Cecília coloca a mão suavemente no meu joelho e eu paro de balançá-lo. Meu pai segura minha mão e a aperta forte.
- Ceci, obrigado por ficar aqui mas acho que já tá tarde e você deve tá bem cansada. – Meu pai diz. – Não quer ir pra sua casa e descansar? Você deveria ir com ela, filha.
- Não, Márcio. Tá tu...
- Cecília. – Corto ela. – Vai. Pelo menos, você pode pegar umas roupas pra a gente e trazer amanhã.
Ela me encara por um longo período e quase consigo ver as engrenagens rodando em seu cérebro tentando decidir o que fazer. Então pega o celular, disca o número de seu pai e levanta. Imediatamente, sinto sua falta. A falta do seu conforto. E sei que ela também tá abalada, afinal, também era muito próxima da minha avó. Não. Também é. Ela é próxima da minha avó. Agora. No presente.
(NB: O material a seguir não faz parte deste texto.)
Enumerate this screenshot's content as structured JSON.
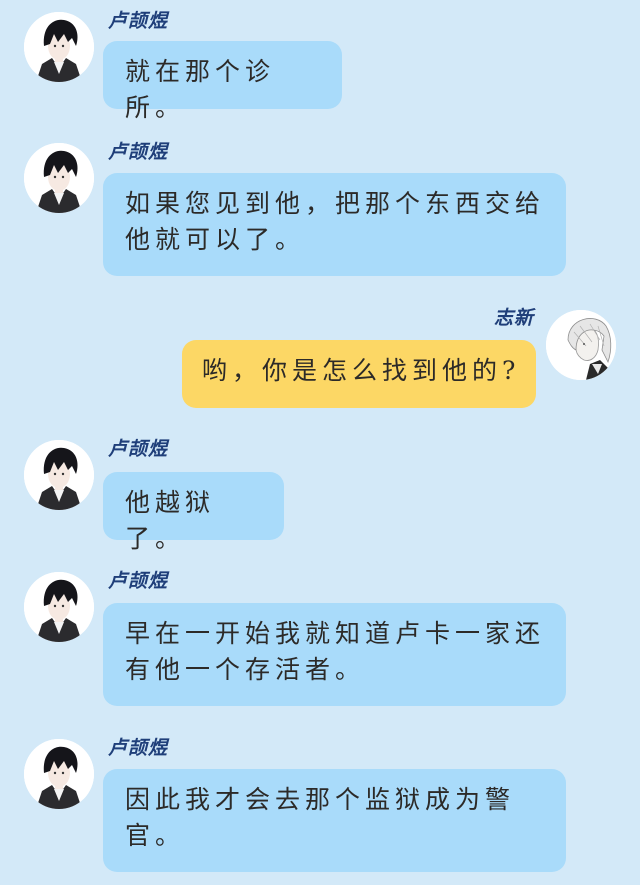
{
  "colors": {
    "background": "#d3e9f8",
    "incoming_bubble": "#a9dbfa",
    "outgoing_bubble": "#fcd765",
    "name_text": "#1f3f7a",
    "message_text": "#2c2a28"
  },
  "messages": [
    {
      "side": "left",
      "sender": "卢颉煜",
      "avatar_icon": "dark-haired-man-avatar-icon",
      "text": "就在那个诊所。"
    },
    {
      "side": "left",
      "sender": "卢颉煜",
      "avatar_icon": "dark-haired-man-avatar-icon",
      "text": "如果您见到他，把那个东西交给他就可以了。"
    },
    {
      "side": "right",
      "sender": "志新",
      "avatar_icon": "white-haired-man-avatar-icon",
      "text": "哟，你是怎么找到他的?"
    },
    {
      "side": "left",
      "sender": "卢颉煜",
      "avatar_icon": "dark-haired-man-avatar-icon",
      "text": "他越狱了。"
    },
    {
      "side": "left",
      "sender": "卢颉煜",
      "avatar_icon": "dark-haired-man-avatar-icon",
      "text": "早在一开始我就知道卢卡一家还有他一个存活者。"
    },
    {
      "side": "left",
      "sender": "卢颉煜",
      "avatar_icon": "dark-haired-man-avatar-icon",
      "text": "因此我才会去那个监狱成为警官。"
    }
  ]
}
A verdade é que queria ficar um pouco só com o meu pai. Sei que ele tá se fazendo de durão mas tudo isso o lembra da morte de seu pai. Ele odeia hospitais desde que é adolescente. Nunca conheci o meu avô, só sei meu pai sofreu muito quando um acidente lhe tirou a vida.- Ei! No que você tá pensando?
- Nada em específico. – Minto. – E você?
- No dia em que conheci sua avó. – Ele suspira. – Sabia que ela não gostava muito de mim?
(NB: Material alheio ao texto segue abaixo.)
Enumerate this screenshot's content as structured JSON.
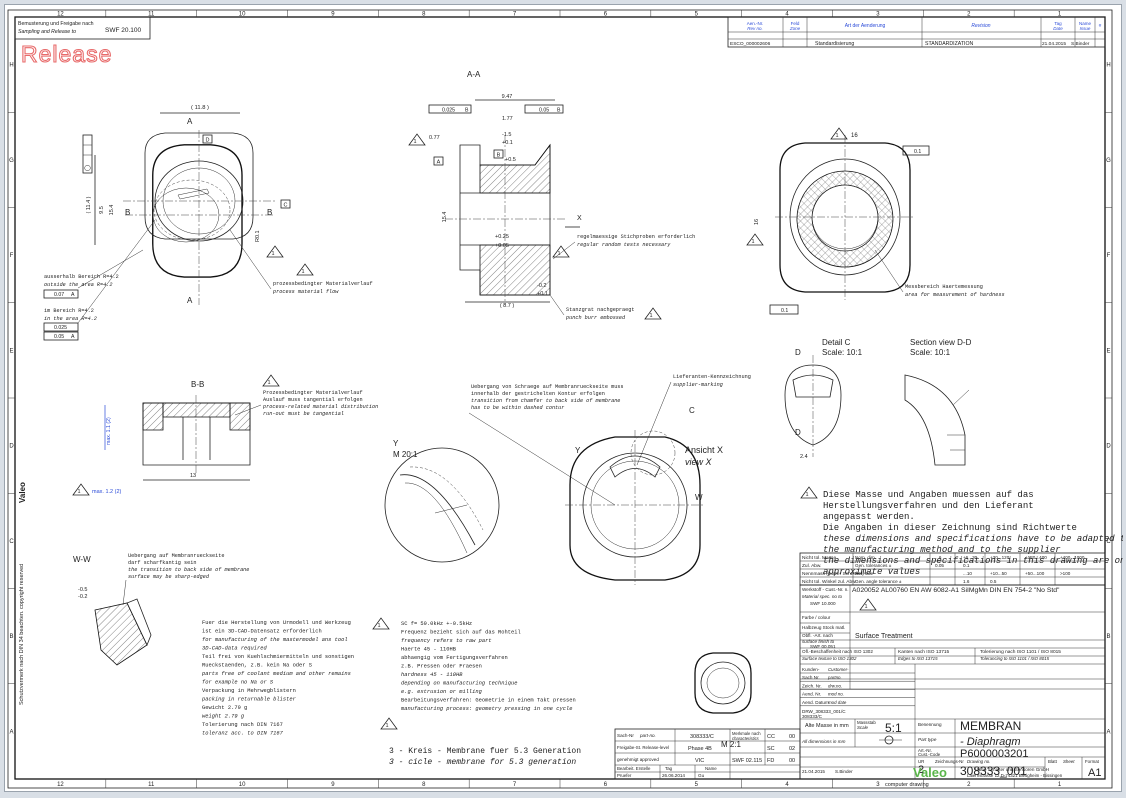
{
  "top_left": {
    "line1": "Bemusterung und Freigabe nach",
    "line2": "Sampling and Release to",
    "swf": "SWF 20.100",
    "release": "Release"
  },
  "zones_cols": [
    "12",
    "11",
    "10",
    "9",
    "8",
    "7",
    "6",
    "5",
    "4",
    "3",
    "2",
    "1"
  ],
  "zones_rows": [
    "H",
    "G",
    "F",
    "E",
    "D",
    "C",
    "B",
    "A"
  ],
  "revision": {
    "headers": [
      "Aen.-Nr.",
      "Feld",
      "Art der Aenderung",
      "Revision",
      "Tag",
      "Name",
      "Zone",
      "Rev no.",
      "Date",
      "Issue",
      "#"
    ],
    "row": [
      "ESCO_000002606",
      "",
      "Standardisierung",
      "STANDARDIZATION",
      "21.04.2015",
      "S.Binder"
    ]
  },
  "views": {
    "aa": "A-A",
    "bb": "B-B",
    "ww": "W-W",
    "y_label": "Y",
    "y_scale": "M  20:1",
    "detail_c": "Detail C",
    "detail_c_scale": "Scale:  10:1",
    "section_dd": "Section view D-D",
    "section_dd_scale": "Scale:  10:1",
    "ansicht_x": "Ansicht X",
    "view_x": "view X",
    "m21": "M 2:1",
    "c_label": "C",
    "d_label": "D",
    "w_label": "W",
    "x_label": "X",
    "y_small": "Y"
  },
  "dims": {
    "d11_8": "( 11.8 )",
    "d9_47": "9.47",
    "d1_77": "1.77",
    "d0_77": "0.77",
    "d_1_5": "-1.5",
    "d_0_1": "+0.1",
    "d_0_5": "+0.5",
    "d0_25": "+0.25",
    "d0_05": "+0.05",
    "d_0_2": "-0.2",
    "d0_1": "+0.1",
    "d8_7": "( 8.7 )",
    "d16": "16",
    "d13": "13",
    "d15_4": "15.4",
    "d11_4": "( 11.4 )",
    "d9_5": "9.5",
    "d2_4": "2.4",
    "d_05": "-0.5",
    "d_02": "-0.2",
    "max112": "max. 1.2 (2)",
    "max11": "max. 1.1 (2)",
    "r0_1": "R0.1",
    "d0_025": "0.025",
    "d0_05b": "0.05",
    "d0_07": "0.07",
    "d0_1b": "0.1",
    "d0_025b": "0.025",
    "d0_05c": "0.05",
    "d0_1c": "0.1",
    "a_l": "A",
    "b_l": "B",
    "c_l": "C",
    "d_l": "D"
  },
  "notes_aa": {
    "n1": "regelmaessige Stichproben erforderlich",
    "n2": "regular random tests necessary",
    "n3": "Stanzgrat nachgepraegt",
    "n4": "punch burr embossed"
  },
  "notes_left": {
    "n1": "ausserhalb Bereich R=4.2",
    "n2": "outside the area R=4.2",
    "n3": "im Bereich R=4.2",
    "n4": "in the area R=4.2",
    "n5": "prozessbedingter Materialverlauf",
    "n6": "process material flow"
  },
  "notes_hardness": {
    "n1": "Messbereich Haertemessung",
    "n2": "area for measurement of hardness"
  },
  "notes_bb": {
    "n1": "Prozessbedingter Materialverlauf",
    "n2": "Auslauf muss tangential erfolgen",
    "n3": "process-related material distribution",
    "n4": "run-out must be tangential"
  },
  "notes_transition": {
    "n1": "Uebergang von Schraege auf Membranrueckseite muss",
    "n2": "innerhalb der gestrichelten Kontur erfolgen",
    "n3": "transition from chamfer to back side of membrane",
    "n4": "has to be within dashed contur",
    "n5": "Lieferanten-Kennzeichnung",
    "n6": "supplier-marking"
  },
  "notes_ww": {
    "n1": "Uebergang auf Membranrueckseite",
    "n2": "darf scharfkantig sein",
    "n3": "the transition to back side of membrane",
    "n4": "surface may be sharp-edged"
  },
  "notes_general": [
    "Diese Masse und Angaben muessen auf das",
    "Herstellungsverfahren und den Lieferant",
    "angepasst werden.",
    "Die Angaben in dieser Zeichnung sind Richtwerte"
  ],
  "notes_general_en": [
    "these dimensions and specifications have to be adapted to",
    "the manufacturing method and to the supplier",
    "the dimensions and specifications in this drawing are only",
    "approximate values"
  ],
  "notes_bottom_left": [
    "Fuer die Herstellung von Urmodell und Werkzeug",
    "ist ein 3D-CAD-Datensatz erforderlich",
    "for manufacturing of the mastermodel ans tool",
    "3D-CAD-data required",
    "",
    "Teil frei von Kuehlschmiermitteln und sonstigen",
    "Rueckstaenden, z.B. kein Na oder S",
    "parts free of coolant medium and other remains",
    "for example no Na or S",
    "",
    "Verpackung in Mehrwegblistern",
    "packing in returnable blister",
    "",
    "Gewicht 2.79 g",
    "weight  2.79 g",
    "",
    "Tolerierung nach DIN 7167",
    "toleranz acc. to DIN 7167"
  ],
  "notes_bottom_mid": [
    "SC  f= 59.0kHz +-0.5kHz",
    "",
    "Frequenz bezieht sich auf das Rohteil",
    "frequency refers to raw part",
    "",
    "Haerte 45 - 110HB",
    "abhaengig vom Fertigungsverfahren",
    "z.B. Pressen oder Fraesen",
    "hardness 45 - 110HB",
    "depending on manufacturing technique",
    "e.g. extrusion or milling",
    "",
    "Bearbeitungsverfahren: Geometrie in einem Takt pressen",
    "manufacturing process: geometry pressing in one cycle"
  ],
  "kreis_1": "3 - Kreis - Membrane fuer 5.3 Generation",
  "kreis_2": "3 - cicle  - membrane for 5.3 generation",
  "tol_table": {
    "rows": [
      [
        "Nicht tol. Masse",
        "Nom. dim.",
        "...6",
        "+6...30",
        "+30...120",
        "+120...400",
        "+400...1000"
      ],
      [
        "Zul. Abw.",
        "Gen. tolerances ±",
        "0.05",
        "0.1",
        "",
        "",
        ""
      ],
      [
        "Nennmass (kurzer Schenkel)",
        "Ref. side",
        "",
        "...10",
        "+10...50",
        "+50...100",
        ">100"
      ],
      [
        "Nicht tol. Winkel zul. Abw.",
        "Gen. angle tolerance ±",
        "",
        "1.6",
        "0.5",
        "",
        ""
      ]
    ]
  },
  "title_block": {
    "werkstoff_l": "Werkstoff - Cust.-Nr. n.",
    "werkstoff_v": "A020052 AL00760 EN AW 6082-A1 SiIMgMn DIN EN 754-2  \"No Std\"",
    "mat_spec": "Material spec. no to",
    "mat_spec_v": "SWF 10.000",
    "farbe": "Farbe / colour",
    "halbzeug": "Halbzeug  Stock matl.",
    "oberfl_l": "Obfl. -Art. nach",
    "oberfl_l2": "surface finish to",
    "oberfl_l3": "SWF 00.051",
    "oberfl_v": "Surface Treatment",
    "ofl_besch": "Ofl.-Beschaffenheit nach ISO 1302",
    "ofl_besch_en": "Surface texture to ISO 1302",
    "kanten": "Kanten nach ISO 13715",
    "kanten_en": "Edges to ISO 13715",
    "toler": "Tolerierung nach ISO 1101 / ISO 8015",
    "toler_en": "Tolerancing to ISO 1101 / ISO 8015",
    "kunden": "Kunden-",
    "customer": "Customer-",
    "sach": "Sach Nr.",
    "partno": "partno.",
    "zeich": "Zeich. Nr.",
    "drwno": "drw.no.",
    "aend": "Aend. Nr.",
    "modno": "mod no.",
    "aend_datum": "Aend. Datum",
    "mod_date": "mod date",
    "dwg_ref": "DRW_308333_001/C",
    "dwg_ref2": "308333/C",
    "alte_masse": "Alte Masse in mm",
    "massstab": "Massstab",
    "scale": "Scale",
    "scale_v": "5:1",
    "all_dims": "All dimensions in mm",
    "benennung": "Benennung",
    "title_de": "MEMBRAN",
    "part_type": "Part type",
    "title_en": "- Diaphragm",
    "art_nr": "Art.-Nr.",
    "cust_code": "Cust.-Code",
    "part_number": "P6000003201",
    "ur": "UR",
    "ur_v": "2",
    "zeich_nr": "Zeichnungs-Nr",
    "drawing_no": "Drawing no.",
    "drawing_v": "308333_001",
    "blatt": "Blatt",
    "sheet": "Sheet",
    "format": "Format",
    "format_v": "A1",
    "sach_nr_l": "Sach-Nr",
    "part_no_l": "part-no.",
    "sach_v": "308333/C",
    "merkmale": "Merkmale nach",
    "characteristics": "characteristics",
    "freigabe": "Freigabe-St. Release-level",
    "phase": "Phase 4B",
    "genehmigt": "genehmigt  approved",
    "vic": "VIC",
    "swf_v": "SWF 02.115",
    "cc": "CC",
    "cc_v": "00",
    "sc": "SC",
    "sc_v": "02",
    "fd": "FD",
    "fd_v": "00",
    "bearb": "Bearbeit. Erstelle",
    "tag": "Tag",
    "datum": "Datum",
    "name": "Name",
    "bearb_date": "26.06.2014",
    "bearb_name": "Gu",
    "pruefer": "Pruefer",
    "pruef_date": "21.04.2015",
    "pruef_name": "S.Binder",
    "company": "Valeo Schalter und Sensoren GmbH",
    "address": "Laiernstrasse 12    D-74321 Bietigheim - Bissingen",
    "logo": "Valeo",
    "footer": "computer drawing"
  },
  "side_text": {
    "copyright": "Schutzvermerk nach DIN 34 beachten. copyright reserved",
    "logo": "Valeo"
  }
}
Nego com a cabeça e viro meu corpo em direção a ele pra mostras que estou interessada na história.
- Ela dizia que eu iria roubar sua mãe dela e ela iria ficar sozinha pra sempre.
- E meu avô? Onde ele estava?
- Ah, você não sabe. – Ele se cala por um momento. – Sua avó nunca foi casada. Aparentemente, ela só teve um caso com o pai da sua mãe mas nunca revelou quem era o cara.
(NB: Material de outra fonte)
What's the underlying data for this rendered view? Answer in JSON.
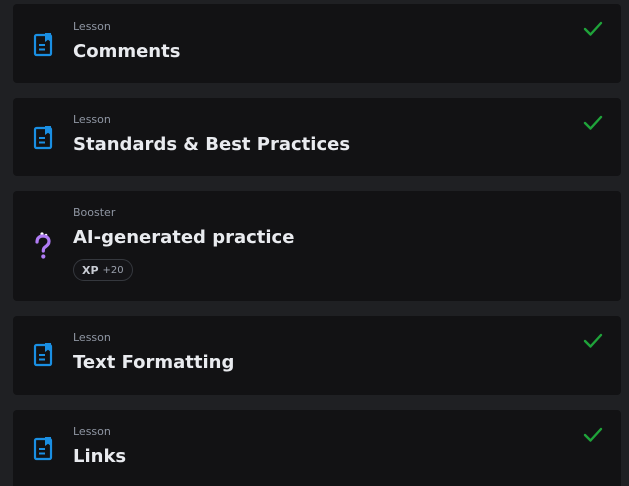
{
  "items": [
    {
      "type": "Lesson",
      "title": "Comments",
      "icon": "lesson-doc-icon",
      "completed": true
    },
    {
      "type": "Lesson",
      "title": "Standards & Best Practices",
      "icon": "lesson-doc-icon",
      "completed": true
    },
    {
      "type": "Booster",
      "title": "AI-generated practice",
      "icon": "question-bot-icon",
      "completed": false,
      "xp_label": "XP",
      "xp_value": "+20"
    },
    {
      "type": "Lesson",
      "title": "Text Formatting",
      "icon": "lesson-doc-icon",
      "completed": true
    },
    {
      "type": "Lesson",
      "title": "Links",
      "icon": "lesson-doc-icon",
      "completed": true
    }
  ],
  "colors": {
    "background": "#1f2023",
    "card": "#121214",
    "lesson_icon": "#1a8fe3",
    "booster_icon": "#b07cf5",
    "check": "#1fa33a"
  }
}
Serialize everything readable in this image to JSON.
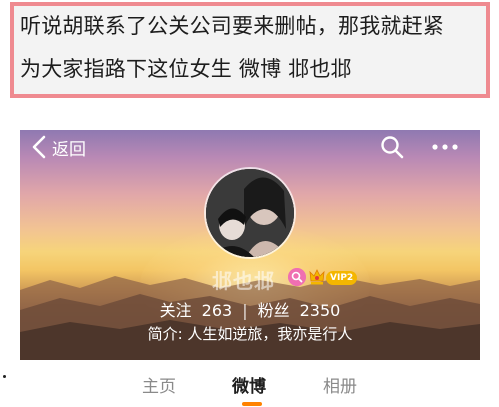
{
  "quote": {
    "line1": "听说胡联系了公关公司要来删帖，那我就赶紧",
    "line2": "为大家指路下这位女生 微博 邶也邶"
  },
  "profile": {
    "back_label": "返回",
    "search_icon": "search-icon",
    "more_icon": "more-dots-icon",
    "user_name": "邶也邶",
    "vip_label": "VIP2",
    "following_label": "关注",
    "following_count": "263",
    "stats_separator": "|",
    "followers_label": "粉丝",
    "followers_count": "2350",
    "bio": "简介: 人生如逆旅，我亦是行人"
  },
  "tabs": [
    {
      "label": "主页",
      "active": false
    },
    {
      "label": "微博",
      "active": true
    },
    {
      "label": "相册",
      "active": false
    }
  ],
  "colors": {
    "quote_border": "#ef8a90",
    "tab_accent": "#ff8200",
    "vip_badge": "#f4b600"
  }
}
- Como assim? Eu pensei que mainha não falava sobre ele porque ele não tinha aceitado ela ou alguma coisa assim. – Ele balança a cabeça. – Minha vó criou ela sozinha? E depois viveu sempre sozinha naquela casa enorme?
- Na verdade, sua mãe tinha uma babá que era muito amiga da dona Lúcia. Ela foi como uma mãe, sabe? Morreu logo depois de você nascer.
- Elas sempre moraram juntas?
- Acho que sim. – Diz fitando o chão.
- Pai. – Ele olha pra mim. – Como era o nome dela?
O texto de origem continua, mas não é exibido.